On 20 February 1964 Mr Paul-François Grasset acquired this 58 hectares property with its remaining 4 hectares of vines.

The vineyard was re-established by Mr Grasset between 1965 and 1968, the year of his death. His widow, Colette Grasset, continued to extend the vineyard by first buying in 1971 15 hectares which had been part of Sigognac in the 19th century then continued to plant the vineyard after her marriage to Jacques Bonny who actively contributed to the improvement and revival of Chateau Sigognac.

In March 2009 Mr & Mrs Bonny sold the Chateau to Vineyards Allard SAS, chaired by Mr Christophe Allard, the former proprietor of Château de Gironville at Macau.

Château Sigognac was first listed as a Cru Bourgeois du Medoc since 1932 and was classed as a Grand Bourgeois in 1978. In July 2007 the use of the term Cru Bourgeois became illegal and a new certification was introduced in 2010 and applied to the 2008 vintage. Château Sigognac was listed as a Cru Bourgeois in the official list for 2010 and 2011 vintages (but not 2009).

==The Vineyard==
Situated just outside Saint-Yzans-de-Medoc and with the estuary immediately to its east, the 47 hectare vineyard of Chateau Sigognac is planted in clayey-chalky and clayey-sandy soils which are characteristic of Médoc.

Since the Chateau’s change of ownership in March 2009, the vineyard has been subject to a significant amount of reorganisation and improvement.
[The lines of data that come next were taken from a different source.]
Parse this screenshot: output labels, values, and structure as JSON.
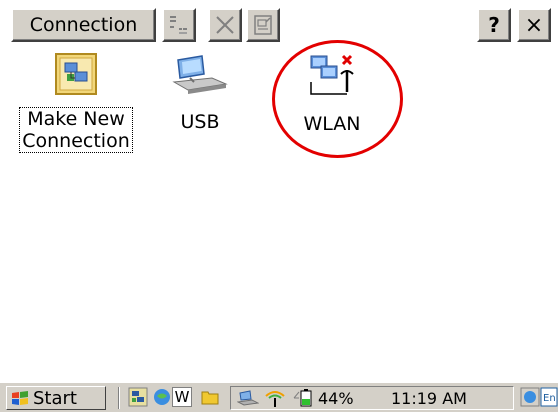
{
  "toolbar": {
    "menu_label": "Connection",
    "help_label": "?",
    "close_label": "×"
  },
  "items": [
    {
      "label_line1": "Make New",
      "label_line2": "Connection",
      "icon": "make-new-connection-icon"
    },
    {
      "label": "USB",
      "icon": "usb-connection-icon"
    },
    {
      "label": "WLAN",
      "icon": "wlan-connection-icon"
    }
  ],
  "taskbar": {
    "start_label": "Start",
    "battery_percent": "44%",
    "clock": "11:19 AM",
    "w_label": "W"
  },
  "colors": {
    "chrome": "#d4d0c8",
    "highlight_circle": "#e30000"
  }
}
This has included replacement planting, improvements to the soil and the renewal of older sections of the vineyard. In each case the overriding objective has been the same – to improve consistency and quality.

The average age of the vines is from 35 to 40 years. The planting is traditional with a density of 5,500 vines per hectare. Caring for the vines is an ongoing process and all the stages of the growing cycle are treated with equal care: pruning, leaf thinning, green harvest, removal of new shoots, and finally the harvest.

==The Wines==

"Sigognac is and will remain a resolutely Medoc wine, a true wine of passion, fruity, complex and pleasant to drink and definitely not a fashion wine which is devoid of heart and character!"
— Cristophe Allard

===Château Sigognac===
- Cru Bourgeois Medoc
- 180,000 bottles
- 55% Cabernet, 45% Merlot, 5% Petit Verdot

A wine to lay down ideally for drinking in 5 to 10 years.
A typical Medoc wine, elegant, structured and fruity, with a purplish appearance and aromas of red fruit.

===Benjamin de Sigognac===
- 50,000 bottles
- Primarily Merlot

A fruity character, shared characteristics with Medoc wine.

===Le Blanc de l'Estuaire===
- 2,000 bottles
- Primarily Sémillon

Notes of citrus, fruits and white flowers.
A garden wine, ideal as an aperitif, light and fruity.

===Le Rosé de l'Estuaire===
- 2,000 bottles
A saignée Rosé mostly of merlot.
With notes of fresh red fruits like strawberries with a clear rose colour.
Ideal for summer, as an apéritif, or to accompany the grill.

==The wine-making process==
Chateau Sigognac respects the techniques and traditions of the Medoc. The harvest is timed to coincide with the optimum phenological ripeness of the grapes. After the grapes are sorted and completely de-stemmed, fermentation takes place in stainless steel and cement/epoxy tanks for approximately 10 days.

A long fermentation of the skins with post-fermentation maceration which varies according to the following criteria:
- The type of wine that is desired
- The grape variety
- The level of maturity
- The state of sanitation

Once the process of Malolactic fermentation in tanks is completed the wine making process is complete and the wine is then pre-assembled and aged from the beginning of January.

The 1st wine is traditionally stored in barrels of French oak for anything between 12 and 15 months.

At the end of this period the final assembly takes place under the watchful eyes of the oenologists and technicians. Once this has been completed, the wine is stored in vats ready for bottling.

Chateau Sigognac is bottled on site.

==Literature==
In literature the Château de Sigognac is the home of the person of the same name in the novel by Théophile Gautier called Le Capitaine Fracasse.